O piloto Sérgio Antônio Lopes, de 60 anos, foi preso em flagrante no Aeroporto de Congonhas, na zona sul de São Paulo, no dia 9 de fevereiro, suspeito de envolvimento com menores. Segundo reportagem do Fantástico, da TV Globo, a investigação da Polícia Civil revelou que o piloto pagava entre R$ 50 e R$ 60 por fotos ou vídeos e de R$ 300 a R$ 500 por encontros com as vítimas.
De acordo com os investigadores, Lopes utilizava um método gradual para ganhar a confiança das famílias. Ele se apresentava como um homem educado, iniciava conversas casuais e se aproximava dos responsáveis pelas vítimas em locais públicos, como ruas e padarias.
A delegada Luciana Peixoto afirmou que o suspeito oferecia ajuda material como forma de criar vínculo.
“Ele chamava para jantar, ia à casa das vítimas, levava presentes, comprava alimentos e perguntava do que elas precisavam”, relatou.

O piloto Sérgio Antônio Lopes, de 60 anos – Foto: Divulgação
Ofertas em dinheiro e pressão
Ainda segundo a polícia, após conquistar a confiança das famílias, o piloto passava a oferecer dinheiro em troca de fotos, vídeos ou encontros. Os valores variavam conforme a exigência.

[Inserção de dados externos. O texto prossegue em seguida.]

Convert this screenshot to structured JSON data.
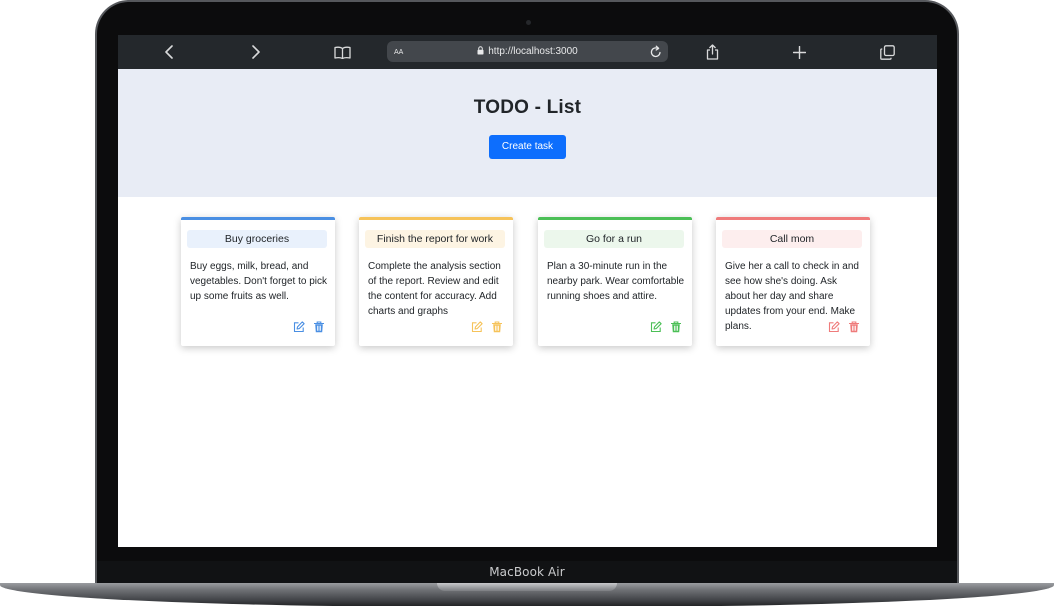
{
  "device": {
    "label": "MacBook Air"
  },
  "browser": {
    "text_size_label": "AA",
    "url": "http://localhost:3000",
    "icons": [
      "chevron-left-icon",
      "chevron-right-icon",
      "book-icon",
      "lock-icon",
      "reload-icon",
      "share-icon",
      "plus-icon",
      "tabs-icon"
    ],
    "bar_color": "#24282c"
  },
  "page": {
    "title": "TODO - List",
    "create_button": "Create task",
    "hero_color": "#e8ecf5",
    "button_color": "#0d6efd"
  },
  "cards": [
    {
      "title": "Buy groceries",
      "body": "Buy eggs, milk, bread, and vegetables. Don't forget to pick up some fruits as well.",
      "color": "#4a8fe3",
      "tint": "#e9f1fc"
    },
    {
      "title": "Finish the report for work",
      "body": "Complete the analysis section of the report. Review and edit the content for accuracy. Add charts and graphs",
      "color": "#f6c35a",
      "tint": "#fdf4e3"
    },
    {
      "title": "Go for a run",
      "body": "Plan a 30-minute run in the nearby park. Wear comfortable running shoes and attire.",
      "color": "#4bbf56",
      "tint": "#ecf7ec"
    },
    {
      "title": "Call mom",
      "body": "Give her a call to check in and see how she's doing. Ask about her day and share updates from your end. Make plans.",
      "color": "#ef7b7b",
      "tint": "#fdeeee"
    }
  ]
}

A delegada explicou que, mesmo quando as vítimas recusavam participar, havia insistência e pressão.
“Não necessariamente são famílias pobres, mas que enfrentavam algum tipo de dificuldade financeira”, destacou Luciana Peixoto.
As provas no celular
O ponto crucial da abordagem foi a entrega voluntária do aparelho celular. No dispositivo, o piloto mostrou aos policiais registros de uma das vítimas, comprovando o armazenamento de material de exploração sexual. Segundo a investigação da Operação Apertem os Cintos, o celular não era apenas um repositório, mas uma ferramenta de negociação.
De acordo com a delegada Luciana Peixoto, o material encontrado é contundente. Além das imagens, o histórico de conversas revela que o piloto pedia que as vítimas atuassem como aliciadoras, solicitando que trouxessem “amigas de 11 a 14 anos” para o esquema. Ele se referia abertamente às crianças como “garotinhas” e reforçava sua preferência pelas “novinhas”.
A estrutura do abuso
A confissão de Lopes ajudou a polícia a entender a logística do crime. O piloto utilizava documentos falsos para entrar com menores em motéis e mantinha uma rede de apoio financeiro com mães e avós das vítimas.
“Ele comprava o acesso”, explicou a delegada. Em troca do silêncio e da entrega das crianças, o piloto pagava desde remédios até o aluguel das famílias.
Sérgio Antônio Lopes foi demitido por justa causa na última quarta-feira (11). Ele segue preso e responderá por estupro de vulnerável, armazenamento e compartilhamento de pornografia infantil, além de favorecimento da prostituição.